TMLC Seeks Supreme Court Review Of Court Decision Allowing California Public School To Teach Twelve Year-olds How To Become Muslims

ANN ARBOR, MI – The Thomas More Law Center, a national public interest law firm based in Ann Arbor, Michigan, has requested that the United States Supreme Court review the Ninth Circuit Court of Appeals’ decision holding that it is constitutional for a California public school to engage in a three week intensive course for seventh graders on how to “become Muslims.”

For three weeks in 2001, impressionable twelve-year-old students were, among other things, placed into Islamic city groups, took Islamic names, wore identification tags that displayed their new Islamic name and the Star and Crescent Moon, which is the symbol of Muslims, were handed materials that instructed them to “Remember Allah always so that you may prosper,” completed the Islamic Five Pillars of Faith, including fasting, and memorized and recited the “Bismillah” or “In the name of God, the Merciful, the Compassionate,” which students also wrote on banners that were hung on the classroom walls.

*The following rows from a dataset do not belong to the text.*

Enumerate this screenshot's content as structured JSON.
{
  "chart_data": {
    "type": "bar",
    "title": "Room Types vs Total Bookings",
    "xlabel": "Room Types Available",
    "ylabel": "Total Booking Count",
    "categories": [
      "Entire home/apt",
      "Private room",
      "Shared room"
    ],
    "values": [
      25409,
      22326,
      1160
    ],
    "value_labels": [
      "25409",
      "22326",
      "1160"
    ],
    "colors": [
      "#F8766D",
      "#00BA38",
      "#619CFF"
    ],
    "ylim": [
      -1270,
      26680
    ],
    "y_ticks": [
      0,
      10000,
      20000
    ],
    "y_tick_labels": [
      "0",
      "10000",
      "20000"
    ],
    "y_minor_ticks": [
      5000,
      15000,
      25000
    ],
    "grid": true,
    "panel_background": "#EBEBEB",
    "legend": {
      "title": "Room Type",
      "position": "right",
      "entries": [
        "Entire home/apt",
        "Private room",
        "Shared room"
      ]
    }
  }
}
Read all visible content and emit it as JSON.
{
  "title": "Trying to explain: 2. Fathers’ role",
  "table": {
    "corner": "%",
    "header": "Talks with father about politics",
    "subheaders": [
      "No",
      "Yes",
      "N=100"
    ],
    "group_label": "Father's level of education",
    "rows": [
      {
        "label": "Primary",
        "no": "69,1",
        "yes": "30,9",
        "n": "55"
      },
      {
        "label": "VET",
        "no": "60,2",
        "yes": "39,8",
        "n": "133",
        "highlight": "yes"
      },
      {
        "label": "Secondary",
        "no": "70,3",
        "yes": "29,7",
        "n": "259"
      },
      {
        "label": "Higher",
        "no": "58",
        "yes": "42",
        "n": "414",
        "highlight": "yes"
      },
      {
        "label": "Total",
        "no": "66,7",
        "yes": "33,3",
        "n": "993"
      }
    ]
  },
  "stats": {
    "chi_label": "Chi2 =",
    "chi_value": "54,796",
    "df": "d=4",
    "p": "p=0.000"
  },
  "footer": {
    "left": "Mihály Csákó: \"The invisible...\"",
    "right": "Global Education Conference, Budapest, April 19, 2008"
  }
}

A California federal trial court and the Ninth Circuit determined that these practices did not violate the Constitution.
There is no violation because "Christianity" is not mentioned or taught...What sort of outcry would there be IF children were placed in a similar "educational" program where they would learn how to "become Christians" or, God forbid, "become Catholics"...

Perhaps parents should take this up with their local school boards and see if, in the name of diversity, a program can be put in place to teach children how to become good Christians. If it works for the Peoples' Republik of Kalifornia, it could work elsewhere.